Lorsqu’on baptise son album Répugnance, c’est que l’on a des intentions très claires. Et mieux vaut être à la hauteur sous peine d’être moqué par la communauté qui n’est jamais aussi revancharde que contre ses représentants les plus bruts. Mais croyez bien que si MIASMES a pris ce risque, c’est qu’il est calculé, millimétré pour respecter le cahier des charges nauséabond d’un Black de tradition, qui échappe au Post comme il évite l’expérimentation. Car ce qu’on attend des français est clair et définitif : un BM traditionnel, méchant comme une teigne et repoussant comme un Mortuus sans maquillage.
Un an après nous avoir promis les Vermines, le trio (C - batterie, K - guitare et G - basse/chant) nous offre donc la Répugnance, toujours accompagné dans son entreprise de destruction par les inamovibles Acteurs de l'Ombre. Cette répugnance se développe en neuf chapitres, tous résumés en un seul mot pour accentuer le côté essentiel et urgent de l’œuvre, mais aussi sa tendance universelle. Tout y passe donc, la peste, le calvaire, la destruction, l’aversion et la pestilence, comme un recensement des afflictions médiévales les plus effrayantes. Pour ce faire, le trio a une fois encore misé sur le fondamental, l’obligatoire et l’essentiel, sans se perdre en route, et sans édulcorer son propos, toujours aussi grave et rauque.
On aperçoit sur cette pochette des éléments disparates, des canettes vides, un poing américain, une machette, un crane, une cartouchière, une chaussure, comme si un mercenaire avait laissé tout son attirail derrière lui après avoir accompli sa mission. Cette mission, c’est faire le ménage dans les rangs noirs, pour en expurger les traitres à la cause, ceux qui pensent justement pouvoir détourner les codes pour rendre cette musique plus acceptable et plus présentable.

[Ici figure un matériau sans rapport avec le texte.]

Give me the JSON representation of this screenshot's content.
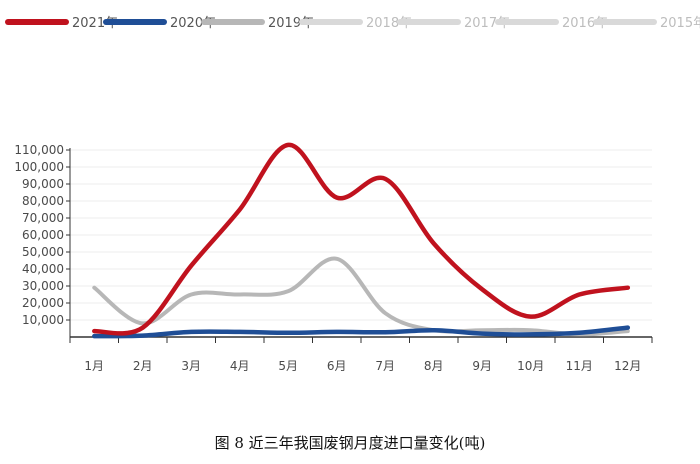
{
  "chart_data": {
    "type": "line",
    "title": "",
    "xlabel": "",
    "ylabel": "",
    "categories": [
      "1月",
      "2月",
      "3月",
      "4月",
      "5月",
      "6月",
      "7月",
      "8月",
      "9月",
      "10月",
      "11月",
      "12月"
    ],
    "ylim": [
      0,
      110000
    ],
    "yticks": [
      {
        "value": 10000,
        "label": "10,000"
      },
      {
        "value": 20000,
        "label": "20,000"
      },
      {
        "value": 30000,
        "label": "30,000"
      },
      {
        "value": 40000,
        "label": "40,000"
      },
      {
        "value": 50000,
        "label": "50,000"
      },
      {
        "value": 60000,
        "label": "60,000"
      },
      {
        "value": 70000,
        "label": "70,000"
      },
      {
        "value": 80000,
        "label": "80,000"
      },
      {
        "value": 90000,
        "label": "90,000"
      },
      {
        "value": 100000,
        "label": "100,000"
      },
      {
        "value": 110000,
        "label": "110,000"
      }
    ],
    "legend": [
      {
        "name": "2021年",
        "color": "#c0121e"
      },
      {
        "name": "2020年",
        "color": "#1f4e96"
      },
      {
        "name": "2019年",
        "color": "#b7b7b7"
      },
      {
        "name": "2018年",
        "color": "#d9d9d9"
      },
      {
        "name": "2017年",
        "color": "#d9d9d9"
      },
      {
        "name": "2016年",
        "color": "#d9d9d9"
      },
      {
        "name": "2015年",
        "color": "#d9d9d9"
      }
    ],
    "series": [
      {
        "name": "2021年",
        "color": "#c0121e",
        "values": [
          3500,
          5500,
          42000,
          75000,
          113000,
          82000,
          93000,
          55000,
          28000,
          12000,
          25000,
          29000
        ]
      },
      {
        "name": "2020年",
        "color": "#1f4e96",
        "values": [
          500,
          800,
          3000,
          3000,
          2500,
          3000,
          2800,
          4000,
          2000,
          1500,
          2500,
          5500
        ]
      },
      {
        "name": "2019年",
        "color": "#b7b7b7",
        "values": [
          29000,
          8000,
          25000,
          25000,
          27000,
          46000,
          14000,
          4000,
          4000,
          4000,
          1500,
          3500
        ]
      }
    ]
  },
  "caption": "图 8  近三年我国废钢月度进口量变化(吨)"
}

Et la mission de MIASMES va justement à l’encontre de ces principes. Le Black se doit d’être en permanence affreux, grimaçant, violent et sans compromis. Une sorte de documentaire minimaliste en noir et blanc, mettant l’emphase sur les sentiments les moins avouables et les comportements païens.
Mission accomplie.
Alors évidemment, il faut supporter le classicisme propulsé en art majeur, sans avoir à accepter la tyrannie de cette école old-school qui pompe et repompe les égouts de Suède et de Norvège à longueur d‘année. Ce premier véritable album prouve que l’on peut se réclamer puriste sans s’avouer vulgaire plagiaire, et « Délivrance » de faire passer le message de son intro puissante et de sa guitare tournoyante.
Ici, tout est casher sur l’étal. Le chaland peut donc y aller les yeux fermés, certains de rentrer à la maison avec sa dose de blasts, de lignes vocales éructées comme lors d’une extrême onction diabolique, de riffs concentriques qui tournent sur eux-mêmes, et de volutes de basse rondes comme une lune de tous ses quartiers. L’ambiance est donc gentiment belligérante, et l’ombre du War Metal n’est jamais très loin. Entre MARDUK et deux ou trois représentants de l’école des Acteurs de l'Ombre, MIASMES confirme, place ses pions, et attend les mouvements adverses. Mais méfiez-vous, le groupe est toujours aussi prompt à réagir et à vous damer le pion sous le regard halluciné et respectueux des garants de la légende.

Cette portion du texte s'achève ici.